Há poucos anos testemunhei uma cena inusitada. Uma senhora tentando convencer crianças a pegarem doces de Cosme e Damião na data (!!!!!!!!!!!!!!!!!!!!!!!!!!!!!!!!!!!!!!!!!!!!!!!!!!!!!!!!!!!!!!!!!!!!!!!!!!!!!!!!!!!!!!!!!!!!!!!!!!!!!!!!!!!!!!!!!!!!!!!!!!!!!!!!!!!!!!!!!!!!!!!!!!!!!!!!!!!!!!!!!!!!!!!!!!!!!!!!!!!!!!!!!!!!!!!!!!!!!!!!!!!!!!!!!!!!!!!!!!!!!!!!!!!!!?????????????????????????????????????)


O ódio, o preconceito, a ignorância, fez com que crianças abrissem mão daquilo que elas mais gostam: doces e ainda por cima de graça!!

A homenagem aos protetores dos enfermos e das crianças está cada vez mais reduzida.
Só alguns redutos de alguns bairros ela ainda é presente.
Acabou a alegria, a festa, a caridade, a pureza.
Venceu o preconceito, o ódio, a maldade.

Se no haloween aparecer um pentelho pedindo doces ou travessuras, colocarei um saquinho de Cosme e Damião no cesto da praga. Acredite, tem muito filho de crente praticando essa bobagem!
E porque não fundir as tradições?
Até que os crentes impliquem novamente...



ANEXO

A Última vez em que NÃO peguei doce de Cosme e Damião

Eram amigos da minha tia.
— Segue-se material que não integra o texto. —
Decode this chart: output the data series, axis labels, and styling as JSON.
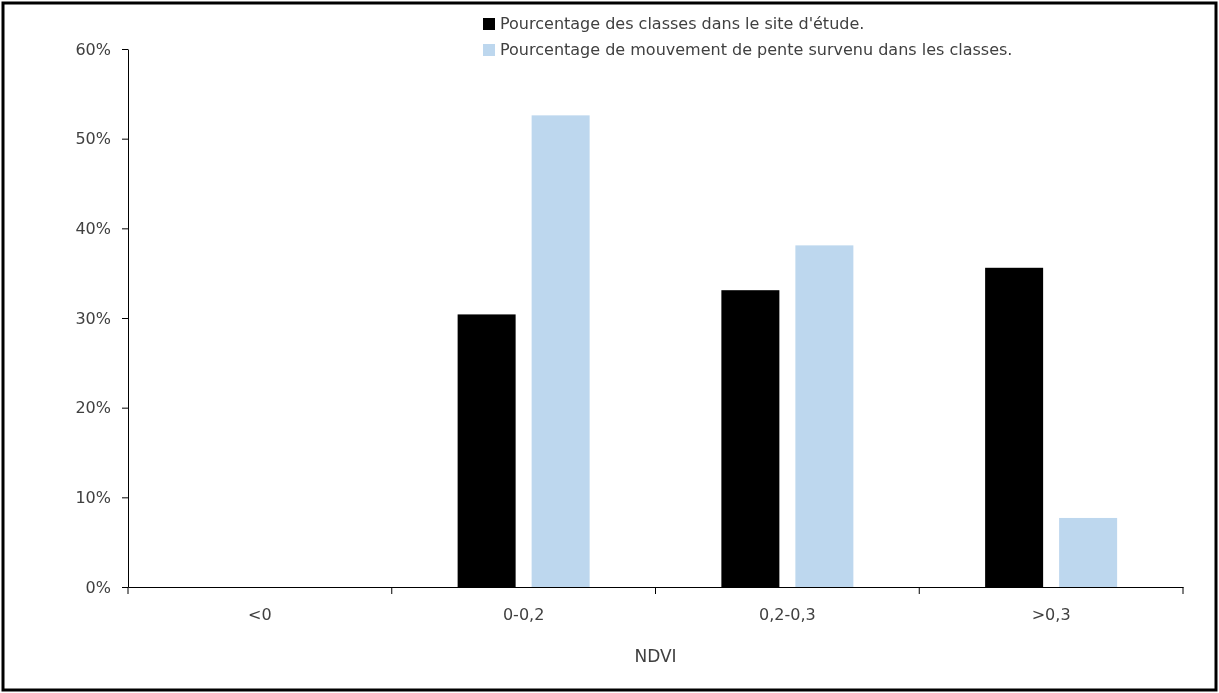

A garota, apesar de ser mais velha que eu, estava o dia inteiro a caçar os saquinhos.
Fui com ela em uma casa que estava dando os doces.
Ela pegou o dela, como era distribuição com cartão, isto é, quem não recebeu o convite antecipado não ganharia, não ganhei o saquinho.
Ela abriu sua reação foi a mesma de muitas criança:
_IH?!
_Carai!!
_Poxa...

O saquinho gordo, estufado até a boca era pura enganação:
Era um saco de pipoca bem vagabundo, e umas balinhas.
Voltando a sua casa, ela foi guardar o saquinho, ao lado de outros trinta, que ela recolheu durante todo o dia!!!
Até que repentinamente ela teve um estalo, virou-se para trás, onde estava, e me ofereceu a vagabunda pipoca, odiada pelas crianças.
Eu respondi um “Não, obrigado”, mas deveria tê-la mandando enfiar a pipoca no rabo.
Filha única, um mundarél de sacos de doce, e ela me oferece a pipoca que provavelmente jogaria no lixo.
Cosme e Damião é antes de tudo, caridade. Vale até para as crianças. Lembrem-se disso!